1. The work is not very relevant but interesting.
 
​​​​​​​2. I don't know how to use the results of this work. Maybe someone will make an application based on this?
 
3. The paper well written, the text clear and easy to read.
 
4. The conclusions consistent with the evidence and arguments presented.
 
My recommendation is "Weak Accept". 

Reviewer 2 Report

Comments and Suggestions for Authors

The manuscript is well written., however there are some points which should be improved. Here is my suggestion:

1. While the idea of duality is well-known in physics, its adaptation to machine learning could benefit from a clearer, more intuitive explanation, especially for readers who aren't deeply familiar with theoretical physics. The introduction, though informative, might be too technical for a broader audience to fully grasp.
2. The duality framework introduced in the paper is mainly developed under equilibrium conditions and explored through a simplified toy model.

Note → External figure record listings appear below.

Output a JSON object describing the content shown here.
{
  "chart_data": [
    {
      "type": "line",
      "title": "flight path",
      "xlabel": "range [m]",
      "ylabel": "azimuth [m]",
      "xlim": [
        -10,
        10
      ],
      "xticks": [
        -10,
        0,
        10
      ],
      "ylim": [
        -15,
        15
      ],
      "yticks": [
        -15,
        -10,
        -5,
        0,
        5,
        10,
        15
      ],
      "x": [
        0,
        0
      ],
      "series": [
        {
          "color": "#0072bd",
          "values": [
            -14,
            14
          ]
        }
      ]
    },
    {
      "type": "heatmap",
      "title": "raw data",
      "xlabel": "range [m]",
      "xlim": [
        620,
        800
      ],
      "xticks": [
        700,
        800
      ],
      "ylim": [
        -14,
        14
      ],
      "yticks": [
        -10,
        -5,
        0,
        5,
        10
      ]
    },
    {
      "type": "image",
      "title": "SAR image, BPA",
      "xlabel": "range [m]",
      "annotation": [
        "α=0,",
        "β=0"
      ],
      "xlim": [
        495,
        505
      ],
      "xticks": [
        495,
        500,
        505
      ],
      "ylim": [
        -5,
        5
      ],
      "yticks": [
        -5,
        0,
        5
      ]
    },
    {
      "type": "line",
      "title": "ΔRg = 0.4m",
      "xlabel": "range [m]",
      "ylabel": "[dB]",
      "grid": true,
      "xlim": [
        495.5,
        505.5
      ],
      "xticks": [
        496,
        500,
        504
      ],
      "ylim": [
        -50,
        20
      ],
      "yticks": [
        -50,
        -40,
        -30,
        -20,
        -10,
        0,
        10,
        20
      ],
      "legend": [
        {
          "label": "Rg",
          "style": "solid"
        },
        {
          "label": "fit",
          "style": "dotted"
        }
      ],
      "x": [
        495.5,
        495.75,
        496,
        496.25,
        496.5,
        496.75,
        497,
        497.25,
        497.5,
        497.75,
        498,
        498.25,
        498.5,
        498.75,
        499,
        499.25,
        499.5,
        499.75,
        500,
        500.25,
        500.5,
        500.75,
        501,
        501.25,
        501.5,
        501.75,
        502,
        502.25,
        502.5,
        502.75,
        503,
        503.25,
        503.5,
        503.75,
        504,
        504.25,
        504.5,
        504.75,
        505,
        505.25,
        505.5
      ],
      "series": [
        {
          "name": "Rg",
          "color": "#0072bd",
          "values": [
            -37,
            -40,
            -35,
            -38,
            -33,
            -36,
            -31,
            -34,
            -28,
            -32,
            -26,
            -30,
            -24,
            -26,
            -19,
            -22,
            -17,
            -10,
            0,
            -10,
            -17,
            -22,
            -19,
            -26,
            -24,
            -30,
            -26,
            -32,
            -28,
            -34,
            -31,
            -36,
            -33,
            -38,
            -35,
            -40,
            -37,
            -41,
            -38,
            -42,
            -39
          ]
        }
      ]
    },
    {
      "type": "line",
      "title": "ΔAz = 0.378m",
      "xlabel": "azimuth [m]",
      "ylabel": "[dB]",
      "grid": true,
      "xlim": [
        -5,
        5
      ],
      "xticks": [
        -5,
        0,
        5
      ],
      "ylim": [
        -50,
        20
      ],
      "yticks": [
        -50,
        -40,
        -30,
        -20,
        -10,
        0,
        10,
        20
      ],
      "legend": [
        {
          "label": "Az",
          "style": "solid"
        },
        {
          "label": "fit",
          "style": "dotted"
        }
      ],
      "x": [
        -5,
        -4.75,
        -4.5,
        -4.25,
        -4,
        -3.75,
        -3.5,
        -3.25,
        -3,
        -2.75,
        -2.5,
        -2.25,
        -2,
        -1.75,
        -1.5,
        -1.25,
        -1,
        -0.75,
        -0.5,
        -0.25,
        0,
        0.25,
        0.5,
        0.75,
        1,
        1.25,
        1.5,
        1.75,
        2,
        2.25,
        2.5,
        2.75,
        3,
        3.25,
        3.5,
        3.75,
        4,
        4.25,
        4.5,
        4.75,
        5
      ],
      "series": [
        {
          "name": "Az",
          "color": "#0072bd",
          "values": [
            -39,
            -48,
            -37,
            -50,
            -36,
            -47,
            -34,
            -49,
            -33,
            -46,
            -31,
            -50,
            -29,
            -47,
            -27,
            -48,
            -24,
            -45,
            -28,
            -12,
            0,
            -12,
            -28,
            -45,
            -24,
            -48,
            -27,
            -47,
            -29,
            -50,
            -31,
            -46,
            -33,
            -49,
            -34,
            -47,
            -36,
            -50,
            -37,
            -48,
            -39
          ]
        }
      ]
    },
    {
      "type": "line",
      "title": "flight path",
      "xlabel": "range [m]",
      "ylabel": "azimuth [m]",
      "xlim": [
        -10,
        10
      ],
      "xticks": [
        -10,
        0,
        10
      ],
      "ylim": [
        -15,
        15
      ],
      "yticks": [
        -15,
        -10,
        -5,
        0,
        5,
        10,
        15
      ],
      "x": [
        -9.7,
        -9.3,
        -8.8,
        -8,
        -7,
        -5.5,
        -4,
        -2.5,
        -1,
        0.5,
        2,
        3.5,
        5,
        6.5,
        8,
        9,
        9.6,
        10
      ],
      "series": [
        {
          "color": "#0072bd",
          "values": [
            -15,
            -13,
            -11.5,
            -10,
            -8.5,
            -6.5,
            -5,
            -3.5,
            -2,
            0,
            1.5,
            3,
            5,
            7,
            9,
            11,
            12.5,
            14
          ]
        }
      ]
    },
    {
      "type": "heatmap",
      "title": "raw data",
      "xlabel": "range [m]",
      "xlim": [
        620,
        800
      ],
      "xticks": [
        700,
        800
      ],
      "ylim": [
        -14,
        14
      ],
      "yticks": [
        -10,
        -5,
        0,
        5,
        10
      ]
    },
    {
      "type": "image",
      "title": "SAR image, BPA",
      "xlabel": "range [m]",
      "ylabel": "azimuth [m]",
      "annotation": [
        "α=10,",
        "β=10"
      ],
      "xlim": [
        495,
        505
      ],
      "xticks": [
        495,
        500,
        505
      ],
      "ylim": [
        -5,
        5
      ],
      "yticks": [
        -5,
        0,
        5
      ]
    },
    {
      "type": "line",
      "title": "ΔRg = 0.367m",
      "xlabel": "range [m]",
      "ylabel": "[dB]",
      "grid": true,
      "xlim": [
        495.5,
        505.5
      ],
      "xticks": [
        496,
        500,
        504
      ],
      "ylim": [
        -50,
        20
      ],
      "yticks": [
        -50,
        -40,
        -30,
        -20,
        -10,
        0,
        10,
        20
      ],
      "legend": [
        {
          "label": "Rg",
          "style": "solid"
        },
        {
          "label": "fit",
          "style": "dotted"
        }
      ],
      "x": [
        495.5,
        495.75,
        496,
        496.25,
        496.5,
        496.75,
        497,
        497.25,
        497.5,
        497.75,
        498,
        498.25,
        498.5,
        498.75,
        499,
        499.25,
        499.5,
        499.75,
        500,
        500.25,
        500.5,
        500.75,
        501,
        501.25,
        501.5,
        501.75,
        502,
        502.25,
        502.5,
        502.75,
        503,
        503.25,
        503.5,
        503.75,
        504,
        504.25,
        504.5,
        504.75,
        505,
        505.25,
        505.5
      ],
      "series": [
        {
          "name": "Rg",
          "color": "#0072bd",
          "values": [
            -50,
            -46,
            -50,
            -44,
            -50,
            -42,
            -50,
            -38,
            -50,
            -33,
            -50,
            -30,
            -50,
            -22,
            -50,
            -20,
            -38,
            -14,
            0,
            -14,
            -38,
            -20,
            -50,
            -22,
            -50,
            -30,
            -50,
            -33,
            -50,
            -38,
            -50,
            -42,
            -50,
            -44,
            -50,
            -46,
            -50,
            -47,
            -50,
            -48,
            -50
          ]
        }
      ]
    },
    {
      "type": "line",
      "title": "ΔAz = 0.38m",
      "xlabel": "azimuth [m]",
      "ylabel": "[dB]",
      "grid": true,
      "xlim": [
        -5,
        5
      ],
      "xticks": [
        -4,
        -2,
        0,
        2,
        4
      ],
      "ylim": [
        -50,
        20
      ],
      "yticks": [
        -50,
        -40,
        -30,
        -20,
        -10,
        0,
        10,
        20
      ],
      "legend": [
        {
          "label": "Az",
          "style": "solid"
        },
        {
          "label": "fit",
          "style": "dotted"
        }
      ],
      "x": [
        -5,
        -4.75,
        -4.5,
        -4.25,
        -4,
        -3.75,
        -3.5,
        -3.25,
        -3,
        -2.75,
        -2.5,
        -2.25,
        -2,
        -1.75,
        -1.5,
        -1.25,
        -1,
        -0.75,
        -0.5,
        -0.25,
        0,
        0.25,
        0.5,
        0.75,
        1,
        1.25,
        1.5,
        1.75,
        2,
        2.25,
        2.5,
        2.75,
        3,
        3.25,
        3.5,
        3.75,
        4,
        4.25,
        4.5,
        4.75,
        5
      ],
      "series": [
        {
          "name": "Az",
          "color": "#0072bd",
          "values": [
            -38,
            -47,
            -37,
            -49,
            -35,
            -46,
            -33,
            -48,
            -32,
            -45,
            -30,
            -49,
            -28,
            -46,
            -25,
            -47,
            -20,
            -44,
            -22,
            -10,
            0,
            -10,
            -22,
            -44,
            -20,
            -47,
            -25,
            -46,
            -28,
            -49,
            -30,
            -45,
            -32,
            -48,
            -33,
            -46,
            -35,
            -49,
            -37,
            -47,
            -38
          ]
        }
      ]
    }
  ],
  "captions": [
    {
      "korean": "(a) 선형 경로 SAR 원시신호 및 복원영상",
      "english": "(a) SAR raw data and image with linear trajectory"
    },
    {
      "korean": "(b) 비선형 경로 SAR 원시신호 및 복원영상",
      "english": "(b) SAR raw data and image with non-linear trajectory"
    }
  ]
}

However, it’s not clear how well this approach would carry over to more realistic, large-scale, or non-equilibrium learning systems. A discussion on its potential limitations or scalability would help clarify this.
3. The suggestion that criticality can arise from non-critical datasets is certainly thought-provoking, but it would be stronger with more rigorous support. The current argument leans heavily on abstract, analytical reasoning—whereas real-world datasets often have complex, high-dimensional structures that may behave differently.
4. At times, the mathematical sections become dense very quickly—for instance, in Equation (19)—which might make it difficult for readers to follow the logical flow. The derivations are spread out and involve multiple variable changes, so it would be helpful to streamline these or summarize the key steps more clearly.
5. While the references are generally solid, the paper could be strengthened by including more recent machine learning research related to criticality, such as work on spectral properties or heavy-tailed distributions in neural networks.
6. Finally, some equations, like Equation (6), are quite packed with symbols. This can overwhelm readers unless each variable is clearly defined. Including inline explanations or a dedicated glossary for terms like f, y, and their derivatives would make the paper much more accessible.

Reviewer 3 Report

Comments and Suggestions for Authors

The paper is devoted to investigating the duality between the spaces of data and the trainable variables in artificial neural networks. A theoretical framework is proposed, and experimental evidence supporting the appearance of criticality is provided. The findings offer important insights into the functioning and training principles of neural networks. It corresponds to the aims and scope of the “Entropy” journal.
However, there are several significant questions regarding scientific contributions. For example, function under determinant in formula (19) has not been studied and its mathematical properties are not discussed. In Section 7, author only suggests the same mechanisms to be responsible for the emergence of criticality in higher-dimensional problems (see lines 316-322). However, no further confirmation is given in the text. An extremely simple model of two neurons is considered as an example while modern AI models have hundreds of billions neurons and studying them with this approach is impossible both analytically and computationally. Author needs to improve results significantly to make research relevant to AI field. At least explanation of algorithm for real neural network and some new asymptotic results are required.

There are a few additional comments:
1.    It is unacceptable to merely mention a set of papers (e.g., [8-11], [17-22], etc.). What were the results of the previous studies? Each one should be discussed. Moreover, the authors needs to explain how their new findings fill a research gap relative to known results.
2.    The authors should more clearly present the point-by-point contribution of this research to the subject area.
3.    Scientific novelty should be discussed both in the abstract and the introduction.
4.    Appendix A is too short. It should be moved to Section 6.